The U.S. has become the latest country to fuel the West's negative attitude regarding July 15 commemorations by not allowing informative notices on the July 15 coup attempt to be placed on advertisement boards in subway stations in Washington, calling them too political.The Independent Industrialists' and Businessmen's Association (MÜSİAD), who prepared the notices, released a statement yesterday about the U.S.'s decision to disallow it from placing informative notices about the July 15 coup attempt carried out by the Gülenist Terror Group (FETÖ), saying that permission was canceled unilaterally."MÜSİAD U.S., which was one of the first organizations in the U.S. that reacted against the coup attempt and declared that it was siding with the national will, made an agreement with some advertising companies to share informative notices about the incident.
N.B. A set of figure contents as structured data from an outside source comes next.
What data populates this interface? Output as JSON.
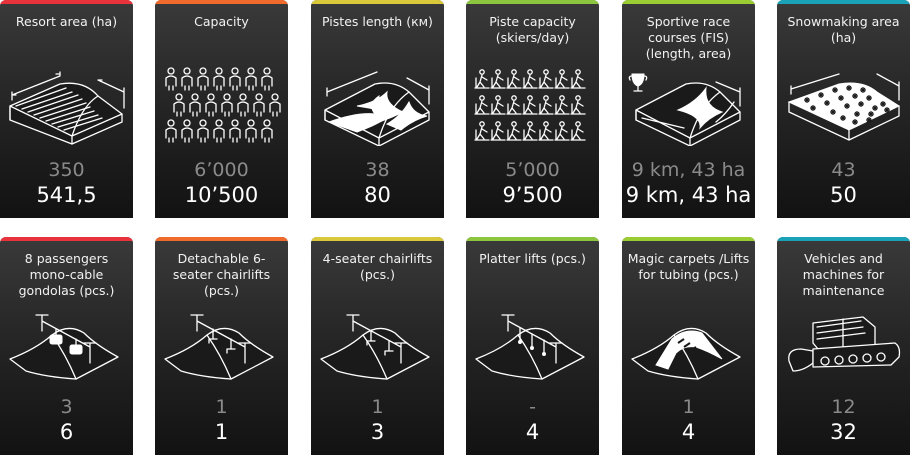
{
  "accent": {
    "red": "#e8323c",
    "orange": "#ef6a2b",
    "yellow": "#d9c83a",
    "green": "#8cc63f",
    "lime": "#9acd32",
    "teal": "#1aa3b8"
  },
  "cards": [
    {
      "title": "Resort area (ha)",
      "old": "350",
      "new": "541,5",
      "icon": "terrain-area-icon",
      "color": "#e8323c"
    },
    {
      "title": "Capacity",
      "old": "6ʼ000",
      "new": "10ʼ500",
      "icon": "people-crowd-icon",
      "color": "#ef6a2b"
    },
    {
      "title": "Pistes length (км)",
      "old": "38",
      "new": "80",
      "icon": "pistes-icon",
      "color": "#d9c83a"
    },
    {
      "title": "Piste capacity (skiers/day)",
      "old": "5ʼ000",
      "new": "9ʼ500",
      "icon": "skiers-icon",
      "color": "#8cc63f"
    },
    {
      "title": "Sportive race courses (FIS) (length, area)",
      "old": "9 km, 43 ha",
      "new": "9 km, 43 ha",
      "icon": "trophy-slope-icon",
      "color": "#9acd32"
    },
    {
      "title": "Snowmaking area (ha)",
      "old": "43",
      "new": "50",
      "icon": "snowmaking-icon",
      "color": "#1aa3b8"
    },
    {
      "title": "8 passengers mono-cable gondolas (pcs.)",
      "old": "3",
      "new": "6",
      "icon": "gondola-icon",
      "color": "#e8323c"
    },
    {
      "title": "Detachable 6-seater chairlifts (pcs.)",
      "old": "1",
      "new": "1",
      "icon": "chairlift6-icon",
      "color": "#ef6a2b"
    },
    {
      "title": "4-seater chairlifts (pcs.)",
      "old": "1",
      "new": "3",
      "icon": "chairlift4-icon",
      "color": "#d9c83a"
    },
    {
      "title": "Platter lifts (pcs.)",
      "old": "-",
      "new": "4",
      "icon": "platter-lift-icon",
      "color": "#8cc63f"
    },
    {
      "title": "Magic carpets /Lifts for tubing (pcs.)",
      "old": "1",
      "new": "4",
      "icon": "magic-carpet-icon",
      "color": "#9acd32"
    },
    {
      "title": "Vehicles and machines for maintenance",
      "old": "12",
      "new": "32",
      "icon": "snowcat-icon",
      "color": "#1aa3b8"
    }
  ]
}
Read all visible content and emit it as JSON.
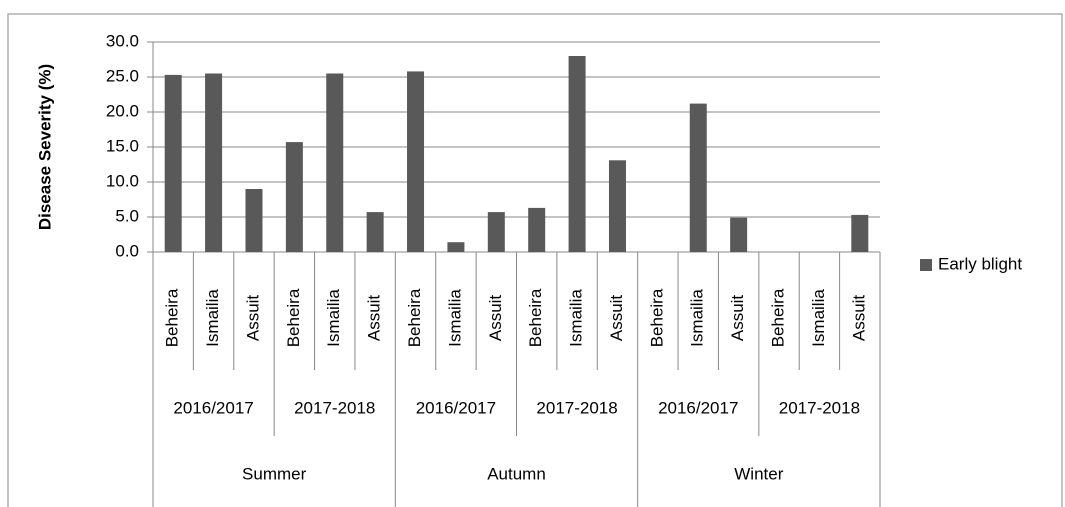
{
  "chart_data": {
    "type": "bar",
    "y_label": "Disease Severity (%)",
    "categories": [
      "Beheira",
      "Ismailia",
      "Assuit",
      "Beheira",
      "Ismailia",
      "Assuit",
      "Beheira",
      "Ismailia",
      "Assuit",
      "Beheira",
      "Ismailia",
      "Assuit",
      "Beheira",
      "Ismailia",
      "Assuit",
      "Beheira",
      "Ismailia",
      "Assuit"
    ],
    "years": [
      "2016/2017",
      "2017-2018",
      "2016/2017",
      "2017-2018",
      "2016/2017",
      "2017-2018"
    ],
    "seasons": [
      "Summer",
      "Autumn",
      "Winter"
    ],
    "series": [
      {
        "name": "Early blight",
        "color": "#595959",
        "values": [
          25.3,
          25.5,
          9.0,
          15.7,
          25.5,
          5.7,
          25.8,
          1.4,
          5.7,
          6.3,
          28.0,
          13.1,
          0,
          21.2,
          4.9,
          0,
          0,
          5.3
        ]
      }
    ],
    "ylim": [
      0,
      30
    ],
    "yticks": [
      {
        "value": 0,
        "label": "0.0"
      },
      {
        "value": 5,
        "label": "5.0"
      },
      {
        "value": 10,
        "label": "10.0"
      },
      {
        "value": 15,
        "label": "15.0"
      },
      {
        "value": 20,
        "label": "20.0"
      },
      {
        "value": 25,
        "label": "25.0"
      },
      {
        "value": 30,
        "label": "30.0"
      }
    ],
    "grid": true,
    "legend": "right"
  }
}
Yet, we received a negative response from the subway station management," the statement said."Despite the fact that an agreement had already been made, the U.S. authorities asserted that the notices were ‘political', and therefore not be allowed," it continued.
Highlighting that this embargo which is made in the U.S., the center of democracy and freedom, cannot be accepted, the statement also indicated that this is not a domestic problem but a big, international problem, as was mentioned in the notices.
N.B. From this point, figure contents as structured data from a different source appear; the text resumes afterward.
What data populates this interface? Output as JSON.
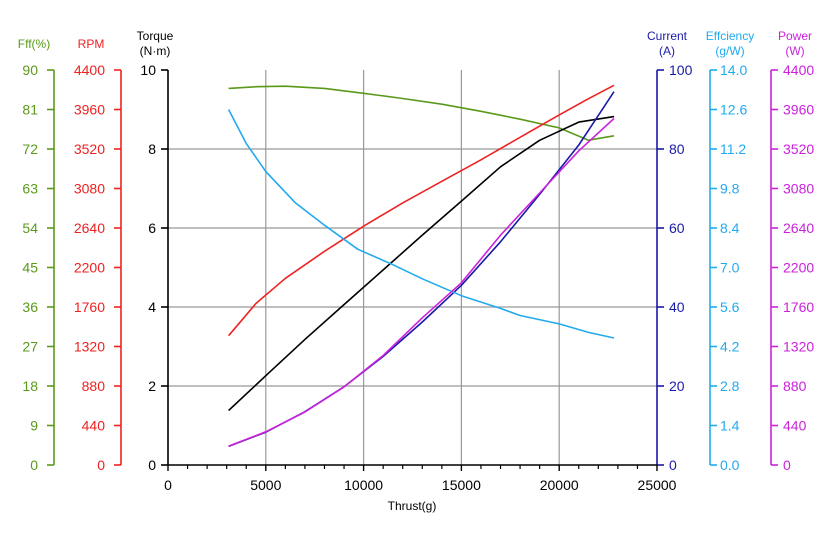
{
  "chart_data": {
    "type": "line",
    "title": "",
    "xlabel": "Thrust(g)",
    "xlim": [
      0,
      25000
    ],
    "xticks": [
      0,
      5000,
      10000,
      15000,
      20000,
      25000
    ],
    "grid": true,
    "colors": {
      "fff": "#5a9a1a",
      "rpm": "#ee2222",
      "torque": "#000000",
      "current": "#1a1aaa",
      "efficiency": "#22aaee",
      "power": "#cc22dd",
      "grid": "#999999"
    },
    "axes": {
      "fff": {
        "title": "Fff(%)",
        "range": [
          0,
          90
        ],
        "ticks": [
          "0",
          "9",
          "18",
          "27",
          "36",
          "45",
          "54",
          "63",
          "72",
          "81",
          "90"
        ]
      },
      "rpm": {
        "title": "RPM",
        "range": [
          0,
          4400
        ],
        "ticks": [
          "0",
          "440",
          "880",
          "1320",
          "1760",
          "2200",
          "2640",
          "3080",
          "3520",
          "3960",
          "4400"
        ]
      },
      "torque": {
        "title_line1": "Torque",
        "title_line2": "(N·m)",
        "range": [
          0,
          10
        ],
        "ticks": [
          "0",
          "2",
          "4",
          "6",
          "8",
          "10"
        ]
      },
      "current": {
        "title_line1": "Current",
        "title_line2": "(A)",
        "range": [
          0,
          100
        ],
        "ticks": [
          "0",
          "20",
          "40",
          "60",
          "80",
          "100"
        ]
      },
      "efficiency": {
        "title_line1": "Effciency",
        "title_line2": "(g/W)",
        "range": [
          0,
          14
        ],
        "ticks": [
          "0.0",
          "1.4",
          "2.8",
          "4.2",
          "5.6",
          "7.0",
          "8.4",
          "9.8",
          "11.2",
          "12.6",
          "14.0"
        ]
      },
      "power": {
        "title_line1": "Power",
        "title_line2": "(W)",
        "range": [
          0,
          4400
        ],
        "ticks": [
          "0",
          "440",
          "880",
          "1320",
          "1760",
          "2200",
          "2640",
          "3080",
          "3520",
          "3960",
          "4400"
        ]
      }
    },
    "series": [
      {
        "name": "Fff(%)",
        "axis": "fff",
        "x": [
          3100,
          4500,
          6000,
          8000,
          10000,
          12000,
          14000,
          16000,
          18000,
          20000,
          21500,
          22800
        ],
        "y": [
          85.8,
          86.2,
          86.3,
          85.8,
          84.7,
          83.5,
          82.2,
          80.6,
          78.8,
          76.8,
          74.0,
          75.0
        ]
      },
      {
        "name": "RPM",
        "axis": "rpm",
        "x": [
          3100,
          4500,
          6000,
          8000,
          10000,
          12000,
          14000,
          16000,
          18000,
          20000,
          21500,
          22800
        ],
        "y": [
          1440,
          1800,
          2080,
          2380,
          2660,
          2920,
          3160,
          3400,
          3650,
          3900,
          4080,
          4230
        ]
      },
      {
        "name": "Torque",
        "axis": "torque",
        "x": [
          3100,
          5000,
          7000,
          9000,
          11000,
          13000,
          15000,
          17000,
          19000,
          21000,
          22800
        ],
        "y": [
          1.38,
          2.26,
          3.18,
          4.06,
          4.94,
          5.82,
          6.68,
          7.55,
          8.22,
          8.68,
          8.82
        ]
      },
      {
        "name": "Current",
        "axis": "current",
        "x": [
          3100,
          5000,
          7000,
          9000,
          11000,
          13000,
          15000,
          17000,
          19000,
          21000,
          22800
        ],
        "y": [
          4.7,
          8.3,
          13.5,
          19.8,
          27.5,
          36.2,
          45.5,
          56.5,
          68.5,
          81.0,
          94.5
        ]
      },
      {
        "name": "Effciency",
        "axis": "efficiency",
        "x": [
          3100,
          4000,
          5000,
          6500,
          8000,
          9700,
          11500,
          13000,
          15000,
          17000,
          18000,
          20000,
          21500,
          22800
        ],
        "y": [
          12.6,
          11.4,
          10.4,
          9.3,
          8.5,
          7.65,
          7.1,
          6.6,
          6.0,
          5.55,
          5.3,
          5.0,
          4.7,
          4.5
        ]
      },
      {
        "name": "Power",
        "axis": "power",
        "x": [
          3100,
          5000,
          7000,
          9000,
          11000,
          13000,
          15000,
          17000,
          19000,
          21000,
          22800
        ],
        "y": [
          210,
          370,
          590,
          870,
          1220,
          1640,
          2030,
          2560,
          3030,
          3500,
          3860
        ]
      }
    ]
  }
}
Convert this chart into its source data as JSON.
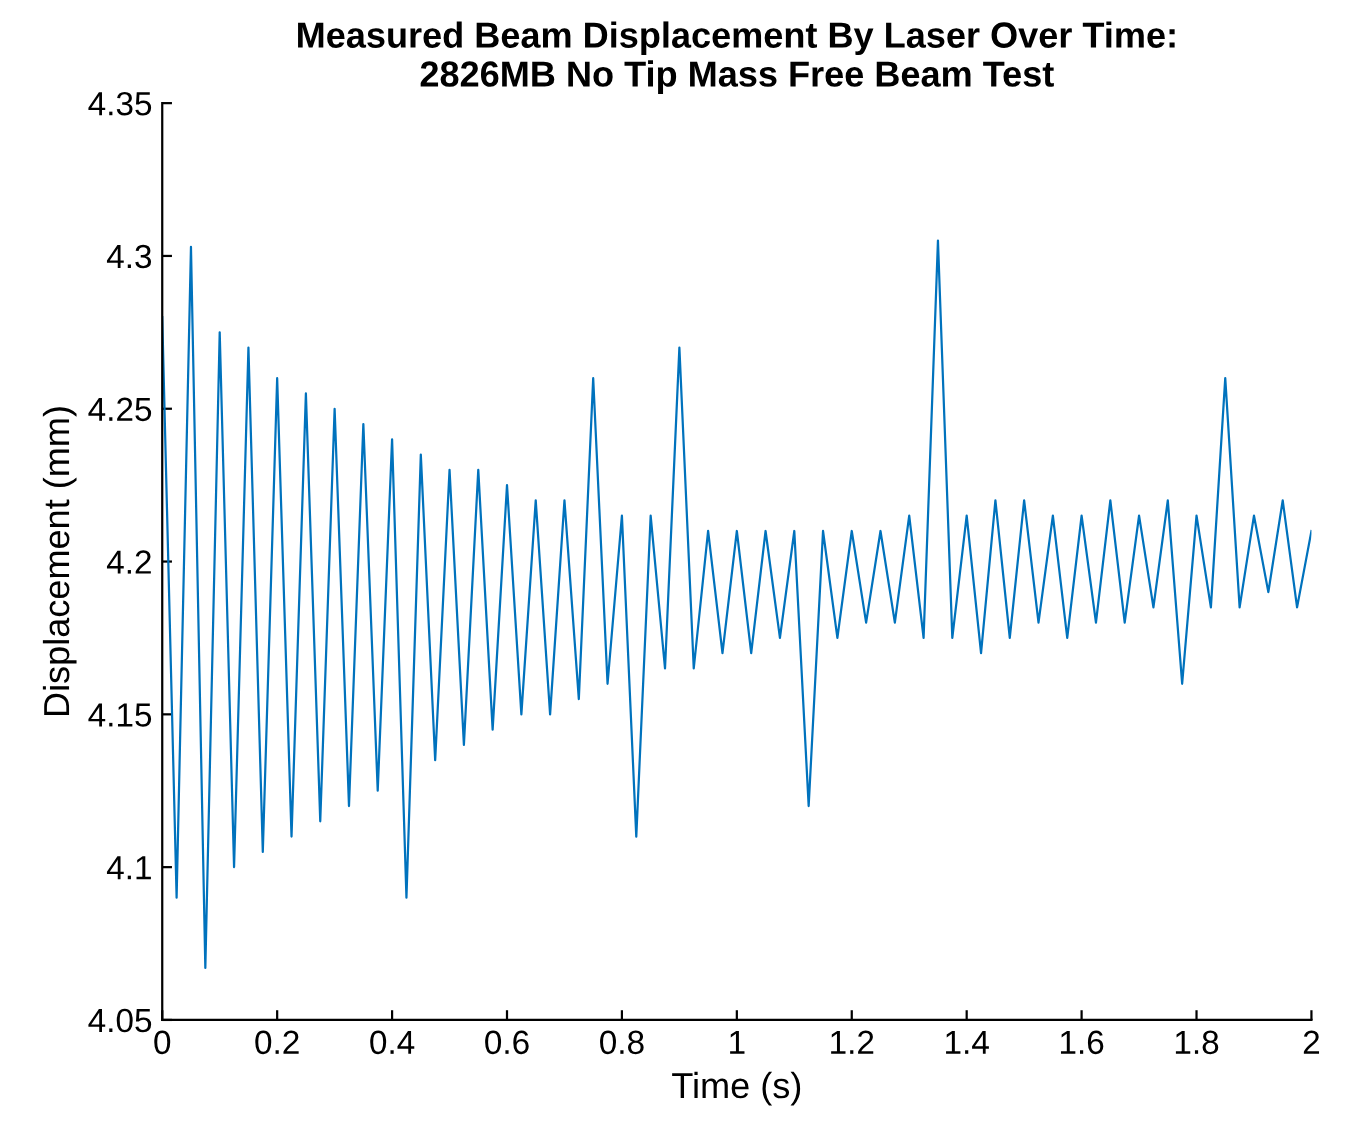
{
  "chart_data": {
    "type": "line",
    "title": "Measured Beam Displacement By Laser Over Time:\n2826MB No Tip Mass Free Beam Test",
    "xlabel": "Time (s)",
    "ylabel": "Displacement (mm)",
    "x": [
      0,
      0.025,
      0.05,
      0.075,
      0.1,
      0.125,
      0.15,
      0.175,
      0.2,
      0.225,
      0.25,
      0.275,
      0.3,
      0.325,
      0.35,
      0.375,
      0.4,
      0.425,
      0.45,
      0.475,
      0.5,
      0.525,
      0.55,
      0.575,
      0.6,
      0.625,
      0.65,
      0.675,
      0.7,
      0.725,
      0.75,
      0.775,
      0.8,
      0.825,
      0.85,
      0.875,
      0.9,
      0.925,
      0.95,
      0.975,
      1.0,
      1.025,
      1.05,
      1.075,
      1.1,
      1.125,
      1.15,
      1.175,
      1.2,
      1.225,
      1.25,
      1.275,
      1.3,
      1.325,
      1.35,
      1.375,
      1.4,
      1.425,
      1.45,
      1.475,
      1.5,
      1.525,
      1.55,
      1.575,
      1.6,
      1.625,
      1.65,
      1.675,
      1.7,
      1.725,
      1.75,
      1.775,
      1.8,
      1.825,
      1.85,
      1.875,
      1.9,
      1.925,
      1.95,
      1.975,
      2.0
    ],
    "series": [
      {
        "color": "#0072bd",
        "values": [
          4.28,
          4.09,
          4.303,
          4.067,
          4.275,
          4.1,
          4.27,
          4.105,
          4.26,
          4.11,
          4.255,
          4.115,
          4.25,
          4.12,
          4.245,
          4.125,
          4.24,
          4.09,
          4.235,
          4.135,
          4.23,
          4.14,
          4.23,
          4.145,
          4.225,
          4.15,
          4.22,
          4.15,
          4.22,
          4.155,
          4.26,
          4.16,
          4.215,
          4.11,
          4.215,
          4.165,
          4.27,
          4.165,
          4.21,
          4.17,
          4.21,
          4.17,
          4.21,
          4.175,
          4.21,
          4.12,
          4.21,
          4.175,
          4.21,
          4.18,
          4.21,
          4.18,
          4.215,
          4.175,
          4.305,
          4.175,
          4.215,
          4.17,
          4.22,
          4.175,
          4.22,
          4.18,
          4.215,
          4.175,
          4.215,
          4.18,
          4.22,
          4.18,
          4.215,
          4.185,
          4.22,
          4.16,
          4.215,
          4.185,
          4.26,
          4.185,
          4.215,
          4.19,
          4.22,
          4.185,
          4.21
        ]
      }
    ],
    "xlim": [
      0,
      2
    ],
    "xticks": [
      0,
      0.2,
      0.4,
      0.6,
      0.8,
      1,
      1.2,
      1.4,
      1.6,
      1.8,
      2
    ],
    "ylim": [
      4.05,
      4.35
    ],
    "yticks": [
      4.05,
      4.1,
      4.15,
      4.2,
      4.25,
      4.3,
      4.35
    ]
  }
}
"The unreasonable blockade on the issues that can be overcome through cooperation easily prompted us to think differently on the issue," the statement read, adding that these blockages, which are still being done despite it being a year since the incident took place, cannot prevent the struggle over democracy from being told.
Last week, MUSIAD revealed a written statement, announcing that the foreign branch offices of the association will make several activities on the anniversary of the July 15. The statement also indicated that there will be several conferences, ceremonies in mosques for those who were killed and advertisements on TV's and newspapers that condemn the incident.
Germany also banned a commemoration event for the July 15 coup attempt that was scheduled for July 10 in Hamburg. The cancellation was based on the insufficiency of parking lots and security concerns, while at the same time allowing pro-PKK events and Turkish opposition officials to stage rallies against the referendum.
The Dutch cabinet last week declared that Deputy Prime Minister Tuğrul Türkeş would not be welcome to travel to the Netherlands for a ceremony among Turkish expatriates commemorating last year's failed coup.
American authorities have yet to take steps to extradite fugitive FETÖ leader Fetullah Gülen, who has lived in self-imposed exile since 1999 in the foothills of the Pocono Mountains in Pennsylvania.
Despite Ankara sending "85 boxes of concrete evidence" to U.S. judiciary officials on Gülen and his network's culpability in last year's botched coup, according to statements by President Recep Tayyip Erdoğan and other officials, no steps have been taken to bring him to justice.
July 15, 2016 marked the day Gülenist militants embedded in the ranks of Turkish military attempted to stage a coup against President Erdoğan and his democratically elected government. As a result of the failed attempt, 249 people died and over 2,500 people were wounded.